Long-Term Scientific Vision
This retrospective investigation represents the foundational phase of a much larger scientific program rather than an isolated observational study. The repository established through this protocol is intentionally designed to evolve continuously through incorporation of additional imaging examinations, longer follow-up, prospective enrollment, biospecimen collection, molecular phenotyping, wearable technologies, patient-reported outcomes, implementation science, pragmatic clinical trials, multicenter collaboration, and learning health system methodologies.
Over time, the integrated cardiovascular oncology platform developed through the collaboration among Dartmouth Radiation Oncology, Heart Innovation and Equity Research (HIER) Institute, and Heart Spark Research & Innovation Institute is intended to become an internationally recognized resource for precision cardiovascular oncology research.
Ultimately, the scientific aspiration extends beyond publication alone. The long-term goal is to enable every radiation treatment planning CT examination to contribute simultaneously to cancer care, cardiovascular prevention, artificial intelligence development, scientific discovery, education, and continuous improvement of survivorship care.

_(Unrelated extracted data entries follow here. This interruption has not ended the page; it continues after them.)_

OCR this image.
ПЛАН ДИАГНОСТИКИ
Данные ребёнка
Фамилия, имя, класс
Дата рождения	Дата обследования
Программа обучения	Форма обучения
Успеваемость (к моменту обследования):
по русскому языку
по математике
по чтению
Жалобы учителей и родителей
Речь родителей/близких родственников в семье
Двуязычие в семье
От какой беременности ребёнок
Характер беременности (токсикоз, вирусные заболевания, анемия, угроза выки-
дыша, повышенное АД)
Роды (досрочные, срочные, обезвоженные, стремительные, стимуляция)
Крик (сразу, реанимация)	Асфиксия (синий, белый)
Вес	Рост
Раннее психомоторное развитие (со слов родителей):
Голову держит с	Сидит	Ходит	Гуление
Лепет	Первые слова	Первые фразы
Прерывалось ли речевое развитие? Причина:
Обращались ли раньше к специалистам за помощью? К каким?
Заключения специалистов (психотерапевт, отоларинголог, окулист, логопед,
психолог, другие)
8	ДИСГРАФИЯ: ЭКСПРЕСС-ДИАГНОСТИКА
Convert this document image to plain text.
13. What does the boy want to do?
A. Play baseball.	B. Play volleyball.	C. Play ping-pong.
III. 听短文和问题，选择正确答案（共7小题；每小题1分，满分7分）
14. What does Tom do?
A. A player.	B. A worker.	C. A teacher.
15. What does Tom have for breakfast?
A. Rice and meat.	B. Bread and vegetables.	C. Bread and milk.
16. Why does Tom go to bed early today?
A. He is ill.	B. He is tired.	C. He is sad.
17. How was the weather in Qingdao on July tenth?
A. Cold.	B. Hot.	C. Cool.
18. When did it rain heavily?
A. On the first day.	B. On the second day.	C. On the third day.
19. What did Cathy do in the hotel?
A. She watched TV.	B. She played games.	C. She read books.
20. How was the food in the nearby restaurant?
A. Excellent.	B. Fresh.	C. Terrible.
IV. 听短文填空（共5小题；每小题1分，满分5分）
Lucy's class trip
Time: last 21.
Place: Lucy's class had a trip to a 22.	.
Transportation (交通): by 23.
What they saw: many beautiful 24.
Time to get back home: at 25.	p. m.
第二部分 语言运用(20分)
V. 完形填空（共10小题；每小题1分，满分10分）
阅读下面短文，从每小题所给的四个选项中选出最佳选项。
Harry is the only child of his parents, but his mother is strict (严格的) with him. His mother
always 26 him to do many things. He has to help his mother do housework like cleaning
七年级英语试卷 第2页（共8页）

Publication Plan & Data Sharing
Manuscripts arising from this platform will be prospectively planned through a joint publication committee representing all partner institutions. Authorship will follow ICMJE criteria with explicit contribution statements. Trainee first-authorships will be actively supported. De-identified datasets, statistical code, and algorithm artifacts will be shared through appropriate repositories in accordance with NIH data-sharing policy, journal requirements, and executed agreements. Pre-registration of sub-studies will be encouraged where methodologically appropriate.
Appendices
The following appendices accompany the master protocol and will be maintained as living documents by the Data Coordinating Center:
- A. Case Report Forms
- B. REDCap Data Dictionary
- C. Variable Dictionary — Clinical
- D. Variable Dictionary — Imaging
- E. Variable Dictionary — Dosimetry
- F. Cardiovascular Outcome Definitions
- G. Oncologic Outcome Definitions
- H. Adverse Event Definitions
- I. Image Processing SOP
- J. Cardiac Segmentation SOP
- K. Radiation Dosimetry Manual
- L. AI/ML Analysis Plan
- M. Radiomics Analysis Plan
- N. Statistical Analysis Plan
- O. Data Management Plan
- P. Data Security Plan
- Q. HIPAA Waiver Justification
- R. Waiver of Consent Justification
- S. Governance Plan
- T. Investigator Responsibilities
- U. Publication Plan
- V. Data Sharing Policy
- W. Regulatory Binder
- X. References
A companion Prospective Master Protocol, AI/ML Protocol, Radiomics Protocol, Imaging Core Manual, Dosimetry Manual, Data Coordinating Center Manual, REDCap Data Dictionary, Case Report Forms, Standard Operating Procedures, Regulatory Binder, HIPAA and Waiver Documentation, Investigator Manual, Publication Manual, Data Sharing Manual, and Governance Manual are maintained under the same umbrella framework and are available on request.